What Is Our Responsibility to the Poor?
The Bible describes God as having a special concern for the poor and needy. Deuteronomy 10:18 says, "He defends the cause of the fatherless and the widow, and loves the alien, giving him food and clothing." The next verse is a charge to God's servants to reflect this same attitude: "You are to love those who are aliens." Often the Bible presents concern for the poor as an accurate measure of an individual's faithfulness (Luke 3:11; James 2:14-19).
As Christians, we should always be thinking about how we can fulfil our responsibility to the poor and needy. They are our neighbours, and we are to love our neighbours as ourselves (see Luke 10:27-37). This becomes all the more urgent when we realize that one-fifth of the world's population lives in absolute poverty while another fifth consumes four-fifths of the world's income. A large percentage of this second category identify themselves as Christian. When Jesus saw the hungry crowds, he fed them (Mark 8:1-10). As his followers, we too should do something to feed the starving millions in the world today.

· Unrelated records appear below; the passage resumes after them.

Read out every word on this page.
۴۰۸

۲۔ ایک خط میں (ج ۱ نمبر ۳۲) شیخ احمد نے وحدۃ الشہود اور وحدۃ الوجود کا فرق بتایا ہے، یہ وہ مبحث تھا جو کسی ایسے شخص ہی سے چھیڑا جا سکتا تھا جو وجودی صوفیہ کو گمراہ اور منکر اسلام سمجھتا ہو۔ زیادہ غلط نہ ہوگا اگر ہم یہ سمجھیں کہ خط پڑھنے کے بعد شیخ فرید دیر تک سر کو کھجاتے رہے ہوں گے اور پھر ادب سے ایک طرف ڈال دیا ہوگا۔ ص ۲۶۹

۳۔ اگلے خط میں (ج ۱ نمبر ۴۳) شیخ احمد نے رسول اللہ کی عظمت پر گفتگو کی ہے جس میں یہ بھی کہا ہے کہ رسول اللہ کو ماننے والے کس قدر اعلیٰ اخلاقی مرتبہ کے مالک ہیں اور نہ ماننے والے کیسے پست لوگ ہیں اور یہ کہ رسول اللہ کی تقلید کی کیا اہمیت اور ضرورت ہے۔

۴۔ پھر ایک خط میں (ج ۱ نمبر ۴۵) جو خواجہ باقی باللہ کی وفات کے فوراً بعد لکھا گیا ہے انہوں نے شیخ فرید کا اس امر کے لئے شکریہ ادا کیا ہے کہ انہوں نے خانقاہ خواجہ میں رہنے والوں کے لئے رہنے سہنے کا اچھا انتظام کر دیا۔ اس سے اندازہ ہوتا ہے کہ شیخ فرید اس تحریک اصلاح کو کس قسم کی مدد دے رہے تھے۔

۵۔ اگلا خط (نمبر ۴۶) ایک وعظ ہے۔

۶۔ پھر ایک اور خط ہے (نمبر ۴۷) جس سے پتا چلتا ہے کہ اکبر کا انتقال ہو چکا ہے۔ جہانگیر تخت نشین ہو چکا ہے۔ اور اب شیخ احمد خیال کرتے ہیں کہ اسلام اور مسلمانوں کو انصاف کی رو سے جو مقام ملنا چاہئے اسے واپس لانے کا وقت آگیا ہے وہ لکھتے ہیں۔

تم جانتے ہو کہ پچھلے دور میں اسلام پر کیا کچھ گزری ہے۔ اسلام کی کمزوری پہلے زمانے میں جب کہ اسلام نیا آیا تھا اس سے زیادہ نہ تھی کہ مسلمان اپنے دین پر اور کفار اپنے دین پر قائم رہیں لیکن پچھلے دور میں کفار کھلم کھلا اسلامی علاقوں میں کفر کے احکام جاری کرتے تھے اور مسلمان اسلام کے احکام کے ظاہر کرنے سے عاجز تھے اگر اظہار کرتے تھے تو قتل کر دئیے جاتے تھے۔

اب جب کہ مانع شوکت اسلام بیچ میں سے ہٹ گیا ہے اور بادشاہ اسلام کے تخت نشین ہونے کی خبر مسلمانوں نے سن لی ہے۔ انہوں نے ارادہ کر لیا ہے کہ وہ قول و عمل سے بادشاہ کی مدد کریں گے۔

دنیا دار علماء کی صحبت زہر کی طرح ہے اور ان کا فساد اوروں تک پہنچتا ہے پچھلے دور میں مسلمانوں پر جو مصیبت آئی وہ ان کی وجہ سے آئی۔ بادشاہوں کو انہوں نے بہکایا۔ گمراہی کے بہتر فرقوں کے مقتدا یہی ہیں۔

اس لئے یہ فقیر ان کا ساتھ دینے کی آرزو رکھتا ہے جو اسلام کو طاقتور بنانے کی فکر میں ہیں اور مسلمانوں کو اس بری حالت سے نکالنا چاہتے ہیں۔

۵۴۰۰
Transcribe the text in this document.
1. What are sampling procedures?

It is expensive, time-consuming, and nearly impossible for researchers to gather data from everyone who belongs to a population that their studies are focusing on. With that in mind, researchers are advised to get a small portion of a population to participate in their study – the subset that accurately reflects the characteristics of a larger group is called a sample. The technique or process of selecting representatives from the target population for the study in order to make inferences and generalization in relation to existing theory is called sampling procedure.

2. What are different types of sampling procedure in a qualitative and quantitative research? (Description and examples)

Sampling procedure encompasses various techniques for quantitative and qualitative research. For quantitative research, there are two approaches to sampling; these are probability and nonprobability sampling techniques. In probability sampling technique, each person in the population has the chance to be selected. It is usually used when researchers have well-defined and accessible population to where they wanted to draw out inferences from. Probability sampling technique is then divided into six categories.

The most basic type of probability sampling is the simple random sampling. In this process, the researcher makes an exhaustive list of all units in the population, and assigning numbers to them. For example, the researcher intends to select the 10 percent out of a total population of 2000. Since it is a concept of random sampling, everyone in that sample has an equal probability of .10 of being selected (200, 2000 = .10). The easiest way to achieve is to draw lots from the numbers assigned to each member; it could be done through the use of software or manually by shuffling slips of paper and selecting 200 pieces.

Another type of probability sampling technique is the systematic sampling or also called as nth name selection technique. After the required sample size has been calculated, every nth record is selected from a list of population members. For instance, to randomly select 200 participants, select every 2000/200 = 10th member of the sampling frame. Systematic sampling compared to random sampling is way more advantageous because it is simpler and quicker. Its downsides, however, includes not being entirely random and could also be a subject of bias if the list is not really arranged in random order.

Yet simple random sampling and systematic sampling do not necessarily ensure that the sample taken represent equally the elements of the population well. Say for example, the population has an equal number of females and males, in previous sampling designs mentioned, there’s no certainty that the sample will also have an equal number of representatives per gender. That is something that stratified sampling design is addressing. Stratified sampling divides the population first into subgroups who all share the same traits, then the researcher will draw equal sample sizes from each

There are many who say that if only the poor would work hard, they could improve their lot in life. The Bible recognizes that some people are to blame for their poverty. There are lazy people (Proverbs 6:6-11; 10:4), drunkards, and gluttons (Proverbs 23:20, 21). Yet many of the world's poor are placed in surroundings that are not conducive to self-advancement. They lack the basic requirements for keeping healthy. Even if they want to do well, they cannot. In such environments, most people lack the ambition to succeed because they think it is not possible for them to escape from the rut they are in. They struggle with feelings of inferiority, and this keeps them from developing a healthy ambition to achieve. An exceptional person may succeed in freeing himself from the shackles of poverty, but such a person is rare. We cannot expect all to be like him.
This is why the Bible, in both Old and New Testaments, gives elaborate guidelines about assistance to the poor and needy. One of our greatest responsibilities is to help change the environment in which these people live. This often involves the introduction of policies and programs aimed at eliminating the unjust causes of poverty. The Bible says over and over again that the poor because they are powerless, fall victim to exploitation (see, for example, Isaiah 10:1-4).
So we Christians need to support programs aimed to improve the health, education, housing, and legal rights of the poor. Indeed, such programs are often abused. This is inevitable, for we are working with fallen individuals. We need to ensure that safeguards are included to minimize abuses, but the abuses should not dissuade us from this work.
How can Christians support such schemes? Some may serve as volunteers or full-time workers in organizations that help the poor. Some may help raise the awareness of the general public of the needs of the poor. There is a great need for preachers and Christian journalists who will highlight these needs. Some may use their professions as springboards to help the poor. I am thinking of lawyers, bankers, teachers, and technical specialists such as agriculturalists who all have expertise that could be directed against poverty.
Those not directly involved in helping the poor can give financially to those who are. Proverbs 19:17 says, "He who is kind to the poor lends to the Lord, and he will reward him for what he has done." Voting to bring in programs that will help the poor also becomes a Christian responsibility. Sometimes such programs cause the comfortable and the wealthy to sacrifice some of their own privileges. Christians gladly sacrifice for the underprivileged, because sacrifice is an important aspect of the Christian lifestyle.
Yet we know that however much we help the poor and change their social and economic conditions, this does not deal with the worst form of poverty—spiritual poverty. The most serious poverty of all comes from the separation from God in this world that results in eternal punishment in the next. So our primary responsibility toward the poor is to preach the gospel to them.
Sadly, however, in many countries, the gospel has had very little impact on the poor. The poor have not been interested in following our Lord Jesus Christ. Sometimes this is because they feel we are not interested in their problems. Until we show them that we are concerned about their needs, we will not earn the right to be heard by them.